After a 50 year hiatus, Belgium’s oldest motorcycle brand Saroléa is making a triumphant return with an electric cafe racer made from carbon fiber. Light, powerful, and sexy in an industria cafe racer sorta way, the Saroléa SP7 introduced itself to the world this past Saturday, and will make its racing debut at the Isle of Man TT Zero later this year.
The unpainted monotube frame is made entirely from carbon fiber, though the SP7 still comes in at 400 pounds. That’s due to a presumably-large battery pack that makes up most of the motorcycle’s body and an electric motor churning out 180 horsepower and 295 ft-lbs of torque. That’s more get-up-and-go than the Mercedes B-Class Electric, which tips the scales at over 3,800 pounds. This setup allows the SP7 to accelerate from 0 to 62 MPH in 2.8 seconds, less time than it probably took you to read this sentence that I deliberately drew out, but you get the picture.
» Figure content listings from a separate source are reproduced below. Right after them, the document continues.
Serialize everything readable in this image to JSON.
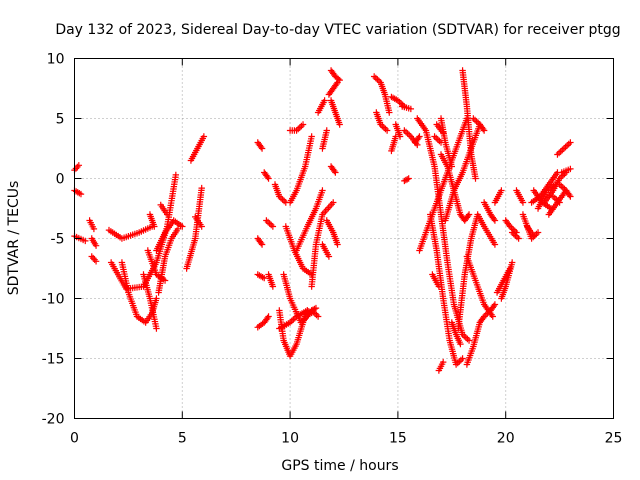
{
  "chart_data": {
    "type": "scatter",
    "title": "Day 132 of 2023, Sidereal Day-to-day VTEC variation (SDTVAR) for receiver ptgg",
    "xlabel": "GPS time / hours",
    "ylabel": "SDTVAR / TECUs",
    "xlim": [
      0,
      25
    ],
    "ylim": [
      -20,
      10
    ],
    "xticks": [
      "0",
      "5",
      "10",
      "15",
      "20",
      "25"
    ],
    "yticks": [
      "10",
      "5",
      "0",
      "-5",
      "-10",
      "-15",
      "-20"
    ],
    "grid": true,
    "legend": "none",
    "marker": "+",
    "color": "#ff0000",
    "series": [
      {
        "x": [
          0.0,
          0.2
        ],
        "y": [
          0.7,
          1.1
        ]
      },
      {
        "x": [
          0.0,
          0.3
        ],
        "y": [
          -1.0,
          -1.3
        ]
      },
      {
        "x": [
          0.0,
          0.5
        ],
        "y": [
          -4.8,
          -5.2
        ]
      },
      {
        "x": [
          0.7,
          0.9
        ],
        "y": [
          -3.5,
          -4.2
        ]
      },
      {
        "x": [
          0.8,
          1.0
        ],
        "y": [
          -5.0,
          -5.6
        ]
      },
      {
        "x": [
          0.8,
          1.0
        ],
        "y": [
          -6.5,
          -6.9
        ]
      },
      {
        "x": [
          1.7,
          2.4,
          3.2,
          3.8,
          4.3,
          4.7
        ],
        "y": [
          -7.0,
          -9.2,
          -9.0,
          -7.0,
          -4.0,
          0.3
        ]
      },
      {
        "x": [
          1.6,
          2.2,
          3.0,
          3.6
        ],
        "y": [
          -4.3,
          -5.0,
          -4.5,
          -4.0
        ]
      },
      {
        "x": [
          2.2,
          2.5,
          2.9,
          3.3,
          3.6,
          3.8
        ],
        "y": [
          -7.0,
          -9.5,
          -11.5,
          -12.0,
          -11.2,
          -10.0
        ]
      },
      {
        "x": [
          3.2,
          3.5,
          3.8
        ],
        "y": [
          -8.0,
          -10.0,
          -12.5
        ]
      },
      {
        "x": [
          3.5,
          3.7
        ],
        "y": [
          -3.0,
          -4.0
        ]
      },
      {
        "x": [
          3.8,
          4.2,
          4.6,
          5.0
        ],
        "y": [
          -6.0,
          -4.5,
          -3.5,
          -4.0
        ]
      },
      {
        "x": [
          3.4,
          3.8,
          4.2
        ],
        "y": [
          -6.0,
          -8.0,
          -8.5
        ]
      },
      {
        "x": [
          4.0,
          4.3
        ],
        "y": [
          -2.2,
          -3.0
        ]
      },
      {
        "x": [
          3.9,
          4.2,
          4.5,
          4.8
        ],
        "y": [
          -9.5,
          -6.5,
          -5.0,
          -4.2
        ]
      },
      {
        "x": [
          5.4,
          5.7,
          6.0
        ],
        "y": [
          1.5,
          2.5,
          3.5
        ]
      },
      {
        "x": [
          5.2,
          5.6,
          5.9
        ],
        "y": [
          -7.5,
          -5.0,
          -0.8
        ]
      },
      {
        "x": [
          5.6,
          5.9
        ],
        "y": [
          -3.2,
          -4.0
        ]
      },
      {
        "x": [
          8.5,
          8.7
        ],
        "y": [
          3.0,
          2.5
        ]
      },
      {
        "x": [
          8.5,
          8.7
        ],
        "y": [
          -5.0,
          -5.5
        ]
      },
      {
        "x": [
          8.5,
          8.8
        ],
        "y": [
          -8.0,
          -8.3
        ]
      },
      {
        "x": [
          8.5,
          8.8,
          9.0
        ],
        "y": [
          -12.4,
          -12.0,
          -11.5
        ]
      },
      {
        "x": [
          8.8,
          9.0
        ],
        "y": [
          0.5,
          0.0
        ]
      },
      {
        "x": [
          8.9,
          9.2
        ],
        "y": [
          -3.5,
          -4.0
        ]
      },
      {
        "x": [
          9.0,
          9.2
        ],
        "y": [
          -8.0,
          -9.0
        ]
      },
      {
        "x": [
          9.3,
          9.5,
          9.8
        ],
        "y": [
          -0.5,
          -1.5,
          -2.0
        ]
      },
      {
        "x": [
          9.5,
          9.7,
          10.0,
          10.3,
          10.6,
          10.8
        ],
        "y": [
          -11.0,
          -13.5,
          -14.8,
          -13.8,
          -12.0,
          -11.0
        ]
      },
      {
        "x": [
          9.5,
          10.0,
          10.3,
          10.8,
          11.0
        ],
        "y": [
          -12.5,
          -12.0,
          -11.5,
          -11.0,
          -11.2
        ]
      },
      {
        "x": [
          9.7,
          10.0,
          10.5,
          10.8,
          11.0,
          11.2
        ],
        "y": [
          -8.0,
          -10.0,
          -12.0,
          -11.5,
          -11.0,
          -10.8
        ]
      },
      {
        "x": [
          9.8,
          10.2,
          10.6,
          11.0
        ],
        "y": [
          -4.0,
          -6.0,
          -7.5,
          -8.0
        ]
      },
      {
        "x": [
          10.0,
          10.3,
          10.7,
          11.0
        ],
        "y": [
          -2.0,
          -1.0,
          1.0,
          3.5
        ]
      },
      {
        "x": [
          10.0,
          10.3,
          10.6
        ],
        "y": [
          4.0,
          4.0,
          4.5
        ]
      },
      {
        "x": [
          10.3,
          10.8,
          11.2,
          11.5
        ],
        "y": [
          -6.0,
          -4.0,
          -2.5,
          -1.0
        ]
      },
      {
        "x": [
          11.0,
          11.3
        ],
        "y": [
          -11.0,
          -11.5
        ]
      },
      {
        "x": [
          11.0,
          11.2,
          11.5,
          12.0
        ],
        "y": [
          -9.0,
          -5.5,
          -3.0,
          -2.0
        ]
      },
      {
        "x": [
          11.3,
          11.6
        ],
        "y": [
          5.5,
          6.5
        ]
      },
      {
        "x": [
          11.5,
          11.7
        ],
        "y": [
          2.5,
          4.0
        ]
      },
      {
        "x": [
          11.5,
          11.8
        ],
        "y": [
          -5.5,
          -6.5
        ]
      },
      {
        "x": [
          11.7,
          12.0,
          12.2
        ],
        "y": [
          -3.5,
          -4.5,
          -5.5
        ]
      },
      {
        "x": [
          11.8,
          12.0,
          12.2
        ],
        "y": [
          7.0,
          7.5,
          8.0
        ]
      },
      {
        "x": [
          11.9,
          12.1,
          12.3
        ],
        "y": [
          6.5,
          5.5,
          4.5
        ]
      },
      {
        "x": [
          11.9,
          12.1
        ],
        "y": [
          1.0,
          0.5
        ]
      },
      {
        "x": [
          11.9,
          12.1,
          12.3
        ],
        "y": [
          9.0,
          8.5,
          8.2
        ]
      },
      {
        "x": [
          13.9,
          14.2,
          14.4,
          14.6
        ],
        "y": [
          8.5,
          8.0,
          7.0,
          5.5
        ]
      },
      {
        "x": [
          14.0,
          14.2,
          14.5
        ],
        "y": [
          5.5,
          4.5,
          4.0
        ]
      },
      {
        "x": [
          14.7,
          15.0,
          15.3
        ],
        "y": [
          6.8,
          6.5,
          6.0
        ]
      },
      {
        "x": [
          14.7,
          14.9
        ],
        "y": [
          2.3,
          3.5
        ]
      },
      {
        "x": [
          14.9,
          15.1
        ],
        "y": [
          4.5,
          3.5
        ]
      },
      {
        "x": [
          15.2,
          15.6
        ],
        "y": [
          6.0,
          5.8
        ]
      },
      {
        "x": [
          15.3,
          15.6,
          15.9
        ],
        "y": [
          4.0,
          3.5,
          2.8
        ]
      },
      {
        "x": [
          15.3,
          15.5
        ],
        "y": [
          -0.2,
          0.0
        ]
      },
      {
        "x": [
          15.8,
          16.0
        ],
        "y": [
          3.0,
          3.5
        ]
      },
      {
        "x": [
          15.9,
          16.3,
          16.7,
          17.0,
          17.3,
          17.6,
          18.0,
          18.3
        ],
        "y": [
          5.0,
          4.0,
          1.0,
          -3.0,
          -7.0,
          -10.5,
          -13.0,
          -13.5
        ]
      },
      {
        "x": [
          16.0,
          16.3,
          16.6,
          17.0,
          17.4,
          17.8,
          18.2
        ],
        "y": [
          -6.0,
          -4.5,
          -3.0,
          -1.0,
          1.0,
          3.0,
          5.0
        ]
      },
      {
        "x": [
          16.5,
          16.8,
          17.1,
          17.4,
          17.7,
          18.0
        ],
        "y": [
          -3.0,
          -6.0,
          -10.0,
          -13.5,
          -15.5,
          -15.0
        ]
      },
      {
        "x": [
          16.6,
          16.9
        ],
        "y": [
          -8.0,
          -9.0
        ]
      },
      {
        "x": [
          16.7,
          17.0
        ],
        "y": [
          3.5,
          3.0
        ]
      },
      {
        "x": [
          16.8,
          17.1
        ],
        "y": [
          4.5,
          3.8
        ]
      },
      {
        "x": [
          16.9,
          17.1
        ],
        "y": [
          -16.0,
          -15.3
        ]
      },
      {
        "x": [
          17.0,
          17.3,
          17.6,
          17.9,
          18.1,
          18.3
        ],
        "y": [
          2.0,
          1.0,
          -1.0,
          -3.0,
          -3.5,
          -3.0
        ]
      },
      {
        "x": [
          17.0,
          17.2,
          17.5
        ],
        "y": [
          5.0,
          3.0,
          1.0
        ]
      },
      {
        "x": [
          17.2,
          17.6,
          18.0,
          18.4,
          18.8
        ],
        "y": [
          -3.5,
          -1.0,
          0.5,
          2.5,
          4.5
        ]
      },
      {
        "x": [
          17.5,
          17.7,
          17.9
        ],
        "y": [
          -12.0,
          -13.0,
          -13.8
        ]
      },
      {
        "x": [
          17.8,
          18.1,
          18.4,
          18.7,
          19.0,
          19.5
        ],
        "y": [
          -12.5,
          -8.0,
          -5.0,
          -3.0,
          -4.0,
          -5.5
        ]
      },
      {
        "x": [
          18.0,
          18.2,
          18.4,
          18.6
        ],
        "y": [
          9.0,
          6.0,
          2.0,
          0.0
        ]
      },
      {
        "x": [
          18.2,
          18.5,
          18.8,
          19.0,
          19.3,
          19.5
        ],
        "y": [
          -15.5,
          -14.0,
          -12.0,
          -11.5,
          -11.0,
          -10.5
        ]
      },
      {
        "x": [
          18.2,
          18.6,
          19.0,
          19.4
        ],
        "y": [
          -6.5,
          -8.5,
          -10.5,
          -11.5
        ]
      },
      {
        "x": [
          18.5,
          18.8,
          19.0
        ],
        "y": [
          5.0,
          4.5,
          4.0
        ]
      },
      {
        "x": [
          19.0,
          19.3,
          19.5
        ],
        "y": [
          -2.0,
          -3.0,
          -3.5
        ]
      },
      {
        "x": [
          19.5,
          19.8
        ],
        "y": [
          -2.0,
          -1.0
        ]
      },
      {
        "x": [
          19.6,
          19.9,
          20.2
        ],
        "y": [
          -9.5,
          -8.5,
          -7.5
        ]
      },
      {
        "x": [
          19.8,
          20.0,
          20.3
        ],
        "y": [
          -10.0,
          -9.0,
          -7.0
        ]
      },
      {
        "x": [
          20.0,
          20.2,
          20.5
        ],
        "y": [
          -3.5,
          -4.0,
          -4.5
        ]
      },
      {
        "x": [
          20.3,
          20.6
        ],
        "y": [
          -4.5,
          -5.0
        ]
      },
      {
        "x": [
          20.5,
          20.8
        ],
        "y": [
          -1.0,
          -2.0
        ]
      },
      {
        "x": [
          20.8,
          21.2,
          21.5
        ],
        "y": [
          -3.0,
          -5.0,
          -4.5
        ]
      },
      {
        "x": [
          21.0,
          21.3
        ],
        "y": [
          -4.0,
          -4.8
        ]
      },
      {
        "x": [
          21.2,
          21.6,
          22.0,
          22.4
        ],
        "y": [
          -2.0,
          -1.5,
          -0.5,
          0.5
        ]
      },
      {
        "x": [
          21.3,
          21.7,
          22.1
        ],
        "y": [
          -1.0,
          -2.0,
          -2.5
        ]
      },
      {
        "x": [
          21.5,
          21.9,
          22.3
        ],
        "y": [
          -2.5,
          -1.0,
          -0.5
        ]
      },
      {
        "x": [
          21.8,
          22.2,
          22.5,
          22.8
        ],
        "y": [
          -2.0,
          -1.0,
          0.0,
          0.5
        ]
      },
      {
        "x": [
          22.0,
          22.4,
          22.8
        ],
        "y": [
          -3.0,
          -2.0,
          -1.0
        ]
      },
      {
        "x": [
          22.2,
          22.5
        ],
        "y": [
          -1.5,
          -2.0
        ]
      },
      {
        "x": [
          22.4,
          22.7,
          23.0
        ],
        "y": [
          2.0,
          2.5,
          3.0
        ]
      },
      {
        "x": [
          22.5,
          22.8,
          23.0
        ],
        "y": [
          -0.5,
          -1.0,
          -1.5
        ]
      },
      {
        "x": [
          22.6,
          23.0
        ],
        "y": [
          0.5,
          0.8
        ]
      }
    ]
  }
}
Saroléa ain’t messin’ around, and they’re ready to prove it at the Isle of Man TT Zero in a little over a month’s time. They’ll have plenty of competition from an elite group of electric motorcycle pioneers, and the 2014 edition of the TT Zero already has plenty to recommend it.
The revival of an iconic motorcycle recalling the popular look of cafe racers makes it that much better.